Do You Have to Park at the Park?
Our oldest ballparks are still located along their legacy transit lines. For the newer parks, it’s a pretty mixed bag. Not surprisingly, if you want to attract fans to use transit, it helps to be centrally located in a major metro area. In 2007, Dan Boyle and Tom Larsen examined transit access and use at the 30 MLB parks. At that time, the championship went to the brand new Nationals (36 percent), with strong showing from other teams in centrally-located homes, including the Yankees and Mets (both at 27 percent), the Cubs, Red Sox, A’s and Giants (all at or above 20 percent), and the Cards, Jays, Padres and Twins (above 14 percent). About a third (12 out of 30) of the teams have less than 1 percent transit mode share.
But being near downtown and near transit may not be enough. In Atlanta, the decision of the Braves to abandon their second stadium near downtown since moving from Milwaukee fifty years ago has generated a wide range of reactions; with even commentators sympathetic to the business decisions faced by team ownership lamenting the abandonment of a central location and the apparent public/private consensus that a stadium lifespan may now be considered only 20 years long. In this case, a big question for Atlanta is whether or not the departure of the Braves will create a revitalization opportunity in the Summerhill neighborhood that the stadium site (and its demand for parking) never catalyzed.
One of the Braves’ stated reasons for the move is to get closer to their suburban fan base, indicated by a dot map of season ticket holders. This map has served as an interesting Rorschach test; one can arguably suggest that the new stadium site would reduce total vehicle miles of travel, which is a key goal of balancing land use and transportation. But it raises the interesting question of whether an improved geographic match between a product and its customer base is better for society when fiscal and social considerations are included.
Rebalancing the Books
Switching from backstops to backboards, major league sports are also moving the ball forward regarding the evolution of transportation and land use planning in California. The amendment to the California Environmental Quality Act (CEQA) implemented by SB 743 allows jurisdictions to rethink the definition of transportation impact in transit-oriented or infill development. SB 743 was passed with the intent of streamlining the development of a new downtown arena for the Sacramento Kings. In this case, an analysis of the Kings’ fan base indicating that the new downtown site would result in a 20 percent reduction in Vehicle Miles Traveled (VMT) was a key element in helping win public support.
Professional sports is big. It’s big business, big politics, and a big part of regional pride. The big issues associated with developing a sports venue aren’t really new, although the details keep evolving.
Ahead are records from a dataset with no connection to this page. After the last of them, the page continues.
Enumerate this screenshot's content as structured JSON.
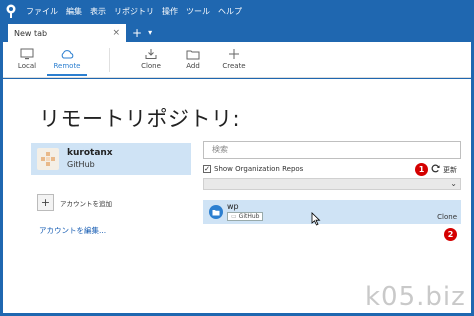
{
  "menu": {
    "items": [
      "ファイル",
      "編集",
      "表示",
      "リポジトリ",
      "操作",
      "ツール",
      "ヘルプ"
    ]
  },
  "tabs": {
    "active_label": "New tab",
    "close_glyph": "×",
    "add_glyph": "+",
    "menu_glyph": "▾"
  },
  "toolbar": {
    "local": "Local",
    "remote": "Remote",
    "clone": "Clone",
    "add": "Add",
    "create": "Create"
  },
  "main": {
    "title": "リモートリポジトリ:",
    "account": {
      "name": "kurotanx",
      "host": "GitHub"
    },
    "add_account": "アカウントを追加",
    "edit_account": "アカウントを編集..."
  },
  "repos": {
    "search_placeholder": "検索",
    "show_org_repos": "Show Organization Repos",
    "show_org_checked": true,
    "refresh_label": "更新",
    "items": [
      {
        "name": "wp",
        "tag": "GitHub",
        "action": "Clone"
      }
    ]
  },
  "annotations": {
    "badge1": "1",
    "badge2": "2"
  },
  "watermark": "k05.biz",
  "colors": {
    "accent": "#1f67b0",
    "selection": "#cfe3f5",
    "badge": "#d40000"
  }
}
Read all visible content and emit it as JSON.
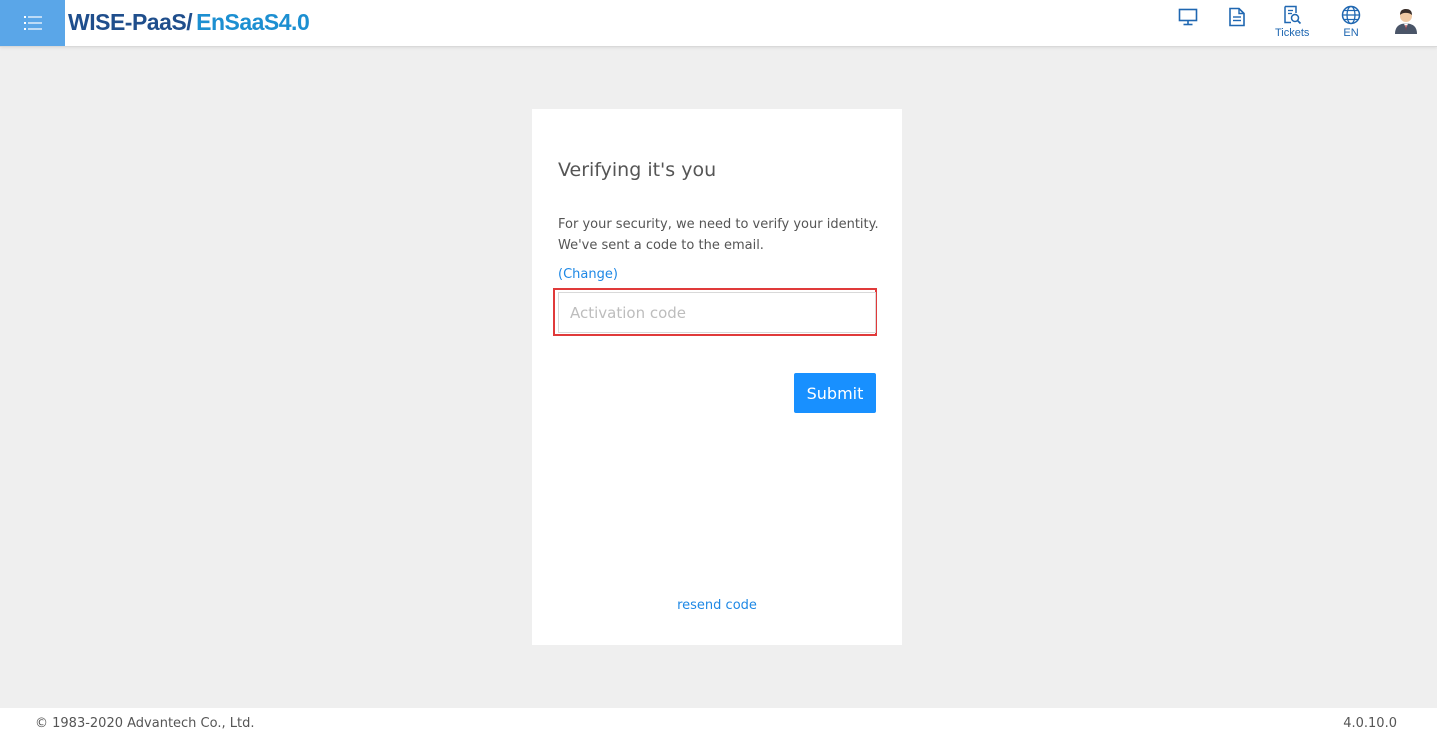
{
  "header": {
    "menu_icon": "list-menu-icon",
    "logo_part1": "WISE-PaaS/",
    "logo_part2": "EnSaaS4.0",
    "icons": [
      {
        "name": "monitor-icon",
        "label": ""
      },
      {
        "name": "document-icon",
        "label": ""
      },
      {
        "name": "tickets-icon",
        "label": "Tickets"
      },
      {
        "name": "globe-icon",
        "label": "EN"
      },
      {
        "name": "user-avatar-icon",
        "label": ""
      }
    ],
    "colors": {
      "menu_bg": "#5aa6e8",
      "icon": "#1f67b1",
      "logo_dark": "#1f4e8c",
      "logo_light": "#1c8fd1"
    }
  },
  "card": {
    "title": "Verifying it's you",
    "desc_line1": "For your security, we need to verify your identity.",
    "desc_line2": "We've sent a code to the email.",
    "change_link": "(Change)",
    "input_placeholder": "Activation code",
    "input_value": "",
    "submit_label": "Submit",
    "resend_link": "resend code",
    "colors": {
      "accent": "#1890ff",
      "highlight": "#e03a3a"
    }
  },
  "footer": {
    "copyright": "© 1983-2020 Advantech Co., Ltd.",
    "version": "4.0.10.0"
  }
}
In fifty years, we’ll have a new perspective on baseball in Atlanta and basketball in Sacramento. What do you think we’ll be thinking then?
–Dan Hardy, Cities That Work Blog
This quote from a recent guidebook on scenario planning highlights one of my major problems with scenario planning. Despite attempts to standardize it, the field not only lacks a central methodological basis, it also lacks a common language and even a consistent terminology. I find this problem most acute when people talk about what scenarios are. The answers can range from, “what will likely happen in the future?” to “what could happen in the future?” to “what do we want to happen in the future?” Sometimes, scenarios only deal with “how will we adapt to the future?” We don’t have a consistent terminology or typology to describe these different ways of looking at what scenarios are and these different approaches to scenarios planning.
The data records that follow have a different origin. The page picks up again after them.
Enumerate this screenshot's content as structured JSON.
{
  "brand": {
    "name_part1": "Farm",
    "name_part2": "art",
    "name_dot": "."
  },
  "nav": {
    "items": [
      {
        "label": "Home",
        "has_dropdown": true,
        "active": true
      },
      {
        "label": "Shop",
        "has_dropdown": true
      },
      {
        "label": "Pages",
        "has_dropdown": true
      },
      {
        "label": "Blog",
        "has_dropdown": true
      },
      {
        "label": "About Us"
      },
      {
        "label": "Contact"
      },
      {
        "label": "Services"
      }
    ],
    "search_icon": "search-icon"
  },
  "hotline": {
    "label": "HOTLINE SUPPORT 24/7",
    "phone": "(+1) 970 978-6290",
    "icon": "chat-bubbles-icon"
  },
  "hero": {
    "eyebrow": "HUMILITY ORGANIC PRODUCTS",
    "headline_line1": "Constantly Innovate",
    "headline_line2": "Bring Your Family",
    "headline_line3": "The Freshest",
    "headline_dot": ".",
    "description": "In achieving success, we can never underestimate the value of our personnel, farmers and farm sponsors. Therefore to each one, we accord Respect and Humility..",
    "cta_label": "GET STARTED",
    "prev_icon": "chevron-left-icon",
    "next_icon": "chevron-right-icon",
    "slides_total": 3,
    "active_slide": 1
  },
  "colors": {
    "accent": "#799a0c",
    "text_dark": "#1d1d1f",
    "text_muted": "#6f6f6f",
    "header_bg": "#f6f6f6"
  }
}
With the passage of MAP-21, the Federal Highway Administration (FHWA) has given even more impetus to scenario planning as used in transportation planning, thus giving new life to the practice. A spate of recent studies in scenario planning, however, has failed to address a fundamental issue having to do with the overall framework or “typology” of scenario planning. Even the standard FHWA guidebook on scenario planning doesn’t really address this broader issue of framework. Under “Types of Scenarios,” the Guidebook says simply, “There are many types of scenarios. Some scenarios focus on telling a story about the future as a way of visioning possible changes. Others do not involve narratives but rather sets of assumptions that examine future possibilities.” While not inaccurate, this is hardly a definitive typology of scenario planning.
What Others Have Attempted
A few researchers have tackled the task of developing a typology of scenario planning but little consensus on such a typology exists. In 2002, Ged Davis, working for Shell Oil developed a fourfold typology based on key questions one could ask of the scenario planning process.
A later attempt to develop a typology of scenario planning by the Royal Institute of Technology in Stockholm was also based on a series of questions that can be asked about the future:
Most recently, FHWA, in its guidance for MAP-21, has loosely defined a typology of scenario planning through a discussion of the ways in which scenarios might be used in the transportation planning process:
All of these are useful ways of looking at types of scenarios. However, they are hardly consistent and this professional confusion about the broader framework of scenario planning highlights a need to unify our terminology, to develop a common language for a basic typology of scenario planning.
Towards a New Typology
In this brief blog post, I would like to suggest at least one possible direction to explore in the development of such a typology. The “cheat sheet” chart below, while relying heavily on the Royal Institute of Technology study cited above, expands this structure into a series of four key questions about the nature of a scenario planning effort.
Through this potential framework, one can first classify scenario planning based on the fundamental question of what they are seeking to know about the future – do they look at the likely future, at all possible futures, or at a desired future? From this starting point, the scenarios can be further classified by the factors that affect that future – external ones, such as the cost of energy or demographic changes; or internal ones, such as policy direction or investment and funding actions. Finally, for those types of “aspirational” scenario planning efforts that specifically explore responses to change, these responses can be further classified into “do nothing” responses that shows what the outcome will be if no actions are taken; and “drive change” responses that show how purposeful policies and actions may influence the future.
This last issue – how different policy responses may influence the future – can be roughly modeled as shown below. The chart shows the relationship between policy choices and how they may influence future trends. It shows, in red, a “likely” trend and, in green, a “desired” or aspirational trend, along with additional potential trends in blue. Two possible policy responses to these futures are shown as dashed lines. The dashed red line shows the probable outcome if “no change” policies are pursued. This outcome is more or less in line with the “likely” future that was previously modeled. However, the green dashed line shows the probable outcome if “drive change” policies are pursued, an outcome much closer to the “desired” trend that was previously modeled.
If our profession is to address our self-imposed challenge, that of bringing some standardization to the scenario planning process, it will take a lot more than a “cheat sheet” for scenario planning. The Cheat Sheet above only points to one potential exploration for a typology. However, it will take a very robust research effort that looks both in breadth and depth at the state of the practice and state of research into scenario planning, to bring some manner of consistency to the terminology and typology of scenario planning. This challenge is perhaps more pressing than any potential technological or methodological refinement in the field that may emerge in the coming years.